Include/cpython/unicodeobject.h
Source:
cpython 3.14 @ ab2d84fe1023/Include/cpython/unicodeobject.h
Include/cpython/unicodeobject.h exposes the internal layout of PyUnicodeObject and the CPython-private string API. The public Include/unicodeobject.h provides the stable ABI; this header adds the compact layout structs, the kind/data accessor macros, interning internals, and functions used by the compiler and parser.
Map
| Lines | Symbol | Role |
|---|---|---|
| 1-80 | PyASCIIObject, PyCompactUnicodeObject | Compact string layouts for ASCII and non-ASCII |
| 81-160 | PyUnicodeObject | Legacy flexible string layout (pre-3.3 compat) |
| 161-250 | PyUnicode_KIND, PyUnicode_DATA, PyUnicode_READ | Kind/data accessor macros |
| 251-320 | Interning API | _PyUnicode_InternInPlace, _PyUnicode_IsInterned |
| 321-400 | Compiler/parser helpers | _PyUnicode_EqualToASCIIString, _PyUnicode_FromId |
Reading
Compact string layout
Since Python 3.3, most strings use a "compact" layout where the character data immediately follows the header in memory. ASCII strings use PyASCIIObject (header only, UTF-8 data in ob_val[]). Non-ASCII compact strings use PyCompactUnicodeObject which adds a utf8 cache pointer and character count.

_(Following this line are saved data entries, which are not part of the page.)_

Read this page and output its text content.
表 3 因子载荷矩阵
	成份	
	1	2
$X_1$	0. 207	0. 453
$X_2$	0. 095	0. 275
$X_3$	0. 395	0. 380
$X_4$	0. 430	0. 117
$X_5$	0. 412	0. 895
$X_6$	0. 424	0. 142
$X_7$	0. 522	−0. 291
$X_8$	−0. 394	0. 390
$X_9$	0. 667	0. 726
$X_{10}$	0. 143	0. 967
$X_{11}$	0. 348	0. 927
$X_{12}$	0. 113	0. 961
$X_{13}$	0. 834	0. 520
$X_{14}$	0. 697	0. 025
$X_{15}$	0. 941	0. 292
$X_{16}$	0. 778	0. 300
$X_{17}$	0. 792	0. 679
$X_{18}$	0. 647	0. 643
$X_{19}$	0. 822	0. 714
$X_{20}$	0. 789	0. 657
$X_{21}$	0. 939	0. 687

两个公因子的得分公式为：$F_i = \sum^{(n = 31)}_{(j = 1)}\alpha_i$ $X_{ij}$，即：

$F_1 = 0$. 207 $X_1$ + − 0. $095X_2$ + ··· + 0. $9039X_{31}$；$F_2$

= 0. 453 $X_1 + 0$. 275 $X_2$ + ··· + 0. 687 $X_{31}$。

// Include/cpython/unicodeobject.h:1 PyASCIIObject
typedef struct {
PyObject_HEAD
Py_ssize_t length; /* number of code points */
Py_hash_t hash;
struct {
unsigned int interned:2;
unsigned int kind:3; /* PyUnicode_1BYTE_KIND, 2BYTE, 4BYTE */
unsigned int compact:1;
unsigned int ascii:1;
} state;
wchar_t *wstr; /* NULL in 3.13+ (removed) */
} PyASCIIObject;
Kind and data accessors
PyUnicode_KIND(op) returns the character width (1, 2, or 4 bytes). PyUnicode_DATA(op) returns a void * to the character array. PyUnicode_READ(kind, data, index) reads one code point at the given index using the appropriate width.
// Include/cpython/unicodeobject.h:161 PyUnicode_READ
#define PyUnicode_READ(kind, data, index) \
((kind) == PyUnicode_1BYTE_KIND \
? ((const Py_UCS1 *)(data))[(index)] \
: (kind) == PyUnicode_2BYTE_KIND \
? ((const Py_UCS2 *)(data))[(index)] \
: ((const Py_UCS4 *)(data))[(index)])
Interning
_PyUnicode_InternInPlace checks whether the string's state.interned flag is set; if not, it looks up the string in the per-interpreter interning table (a dict) and either stores it or replaces it with the existing interned copy. Interned strings can be compared by identity (is) rather than by value.
gopy notes
The gopy string layer is in objects/str.go. It stores Go string values rather than CPython's three-layout system. The kind/data accessor pattern has no direct equivalent; Go strings are always UTF-8 and code-point access uses []rune conversion or unicode/utf8 functions.